A: Look at this pic. or solution. 
Hope you got a simple standard approach...
A: By Holder $$\sum_{cyc}\frac{x^5y^5}{x^2+y^2}\geq\frac{(xy+xz+yz)^5}{(1+1+1)^3\sum\limits_{cyc}(x^2+y^2)}=\frac{(xy+xz+yz)^5}{54(x^2+y^2+z^2)}.$$
Hence, it remains to prove that $$(xy+xz+yz)^5\geq81(x^2+y^2+z^2).$$
Let $x+y+z=3u$, $xy+xz+yz=3v^2$ and $xyz=w^3$.
Thus, since $xy+xz+yz$ and $x^2+y^2+z^2$ does not depend on $w^3$, 
it's enough to prove the last inequality for a maximal value of $w^3$, 
which happens for equality case of two variables.
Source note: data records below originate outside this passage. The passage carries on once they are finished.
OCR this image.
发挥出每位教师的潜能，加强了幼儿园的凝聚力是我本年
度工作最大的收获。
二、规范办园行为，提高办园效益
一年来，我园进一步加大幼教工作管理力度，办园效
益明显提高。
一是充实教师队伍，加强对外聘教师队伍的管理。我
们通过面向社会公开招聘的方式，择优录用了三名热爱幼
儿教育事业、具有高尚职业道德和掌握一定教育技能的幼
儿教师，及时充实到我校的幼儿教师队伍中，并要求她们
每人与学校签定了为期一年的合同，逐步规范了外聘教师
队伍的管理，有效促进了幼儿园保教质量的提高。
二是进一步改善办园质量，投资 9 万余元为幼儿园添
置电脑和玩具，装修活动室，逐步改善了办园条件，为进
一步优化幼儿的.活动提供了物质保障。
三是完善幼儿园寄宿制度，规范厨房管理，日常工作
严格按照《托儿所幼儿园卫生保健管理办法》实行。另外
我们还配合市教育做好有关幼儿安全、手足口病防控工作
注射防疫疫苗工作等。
Let $y=x$. Hence, $z=\frac{1}{x^2}$ and we need to prove that
$$(x^3+2)^5\geq81x(2x^6+1).$$
Let $x^3=t$.
Hence, we need to prove that $f(t)\geq0$, where
$$f(t)=5\ln(t+2)-\ln(2t^2+1)-\frac{1}{3}\ln{t}-4\ln3$$
But $$f'(t)=\frac{5}{t+2}-\frac{4t}{2t^2+1}-\frac{1}{3t}=\frac{(t-1)(2t-1)(4t-1)}{3t(t+2)(2t^2+1)}$$
and since $f\left(\frac{1}{4}\right)>0$, we are done!